Thank you very much for your time, here is how I designed the case classes, as 
far as I know they apply properly.

Ps: By the way, what do you mean by “The programming guide?”

abstract class Validator {

    // positions to access with Row.getInt(x)
    val shortsale_in_pos = 10
    val month_pos = 11
    val foreclosure_start_dt_pos = 14
    val filemonth_dt_pos = 12
    val reo_start_dt_pos = 14
    // ..

    // redesign into Iterable of Rows -->
    def validate(input: org.apache.spark.sql.Row): Validator

}

case object Nomatch extends Validator {
    def validate(input: Row): Validator = this
  }

case object Shortsale extends Validator {
    def validate(input: Row): Validator = {
        var check1: Boolean = if (input.getDouble(shortsale_in_pos) > 140.0) 
true else false
        if (check1) this else Nomatch
    }
}

Saif

From: Yana Kadiyska [mailto:yana.kadiy...@gmail.com]
Sent: Monday, July 13, 2015 2:16 PM
To: Ellafi, Saif A.
Cc: user@spark.apache.org
Subject: Re: java.io.InvalidClassException

It's a bit hard to tell from the snippets of code but it's likely related to 
the fact that when you serialize instances the enclosing class, if any, also 
gets serialized, as well as any other place where fields used in the closure 
come from...e.g.check this discussion: 
http://stackoverflow.com/questions/9747443/java-io-invalidclassexception-no-valid-constructor

The programming guide also has good advice on serialization issues. I would 
particulary check how Shortsale/Nomatch/Foreclosure are declared (I'd advise 
making them top-level case classes)...

On Mon, Jul 13, 2015 at 12:32 PM, 
<saif.a.ell...@wellsfargo.com<mailto:saif.a.ell...@wellsfargo.com>> wrote:
Hi,

For some experiment I am doing, I am trying to do the following.
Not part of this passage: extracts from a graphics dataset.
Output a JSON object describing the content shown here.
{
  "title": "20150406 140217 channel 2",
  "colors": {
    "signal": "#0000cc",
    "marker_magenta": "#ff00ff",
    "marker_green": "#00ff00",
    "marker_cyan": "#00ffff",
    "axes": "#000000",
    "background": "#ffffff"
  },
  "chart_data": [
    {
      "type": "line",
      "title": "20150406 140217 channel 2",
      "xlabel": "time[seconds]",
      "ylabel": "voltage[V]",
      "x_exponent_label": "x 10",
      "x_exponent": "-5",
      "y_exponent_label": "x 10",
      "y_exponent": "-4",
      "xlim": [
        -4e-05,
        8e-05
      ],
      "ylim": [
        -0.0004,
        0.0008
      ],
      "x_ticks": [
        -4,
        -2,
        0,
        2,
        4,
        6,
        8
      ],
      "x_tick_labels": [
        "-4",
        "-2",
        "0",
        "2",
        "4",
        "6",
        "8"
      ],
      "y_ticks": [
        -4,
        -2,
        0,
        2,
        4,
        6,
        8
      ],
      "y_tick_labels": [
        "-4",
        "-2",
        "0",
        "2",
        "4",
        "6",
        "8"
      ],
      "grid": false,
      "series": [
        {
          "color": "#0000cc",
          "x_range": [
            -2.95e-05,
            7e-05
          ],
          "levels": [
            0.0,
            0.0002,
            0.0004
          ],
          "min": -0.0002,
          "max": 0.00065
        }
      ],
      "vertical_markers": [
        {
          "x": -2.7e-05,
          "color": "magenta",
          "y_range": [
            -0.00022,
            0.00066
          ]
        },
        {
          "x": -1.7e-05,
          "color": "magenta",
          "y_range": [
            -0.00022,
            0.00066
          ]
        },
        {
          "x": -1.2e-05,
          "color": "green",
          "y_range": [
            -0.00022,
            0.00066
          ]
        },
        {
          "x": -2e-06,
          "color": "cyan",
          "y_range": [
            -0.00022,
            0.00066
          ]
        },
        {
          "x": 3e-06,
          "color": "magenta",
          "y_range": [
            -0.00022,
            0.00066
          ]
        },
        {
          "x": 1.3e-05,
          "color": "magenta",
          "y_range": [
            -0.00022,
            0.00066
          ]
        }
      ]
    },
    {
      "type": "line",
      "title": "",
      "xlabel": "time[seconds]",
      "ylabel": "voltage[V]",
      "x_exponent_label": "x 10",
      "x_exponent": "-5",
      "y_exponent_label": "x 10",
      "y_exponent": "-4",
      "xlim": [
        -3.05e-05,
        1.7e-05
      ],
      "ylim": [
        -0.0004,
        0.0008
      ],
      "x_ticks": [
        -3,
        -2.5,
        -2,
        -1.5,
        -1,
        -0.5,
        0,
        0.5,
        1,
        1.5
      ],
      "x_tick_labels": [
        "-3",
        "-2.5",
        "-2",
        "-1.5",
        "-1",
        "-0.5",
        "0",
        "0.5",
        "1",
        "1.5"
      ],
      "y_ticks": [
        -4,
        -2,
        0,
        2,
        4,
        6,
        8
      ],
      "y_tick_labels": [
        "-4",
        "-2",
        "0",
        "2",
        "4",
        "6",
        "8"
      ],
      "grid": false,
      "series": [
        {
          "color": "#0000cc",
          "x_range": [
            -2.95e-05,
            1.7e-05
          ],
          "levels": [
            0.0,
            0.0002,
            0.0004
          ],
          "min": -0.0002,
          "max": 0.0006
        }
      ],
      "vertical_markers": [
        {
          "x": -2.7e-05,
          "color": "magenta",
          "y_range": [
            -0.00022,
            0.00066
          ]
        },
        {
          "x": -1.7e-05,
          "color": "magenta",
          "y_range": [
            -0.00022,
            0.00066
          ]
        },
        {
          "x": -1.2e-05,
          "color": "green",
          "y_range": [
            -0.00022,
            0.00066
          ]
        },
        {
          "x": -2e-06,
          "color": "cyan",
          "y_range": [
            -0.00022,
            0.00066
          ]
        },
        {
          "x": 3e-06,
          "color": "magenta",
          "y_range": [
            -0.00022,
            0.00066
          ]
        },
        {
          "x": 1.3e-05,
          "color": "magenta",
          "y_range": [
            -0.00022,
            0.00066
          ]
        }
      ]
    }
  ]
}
1.Created an abstract class Validator. Created case objects from Validator with 
validate(row: Row): Boolean method.

2. Adding in a list all case objects

3. Each validate takes a Row into account, returns “itself” if validate returns 
true, so then, I do this to return an arbitrary number for each match
def evaluate_paths(row: Row, validators: List[ClientPath]): Int = {

    var result: Int = -1

    for (validator <- validators) {
        validator.validate(row) match {
            case Shortsale =>  result = 0
            case Foreclosure => result = 1
            case Nomatch => result 99
            //...
        }
    }
    result
}

val validators = List[ClientPath](
    Shortsale,
    Foreclosure)

4. Then I run the map[Int](row => evaluate_paths(row, validators)

But this blows up, it does not like the creation of the list of validators when 
executing an action function on the RDD such as take(1).
I have tried also instead of list, an Iterator and Array, but no case. Also 
replaced the for loop with a while loop.
Curiously, I tried with custom-made Rows, and the execution works properly, 
when calling evaluate_paths(some_row, validators).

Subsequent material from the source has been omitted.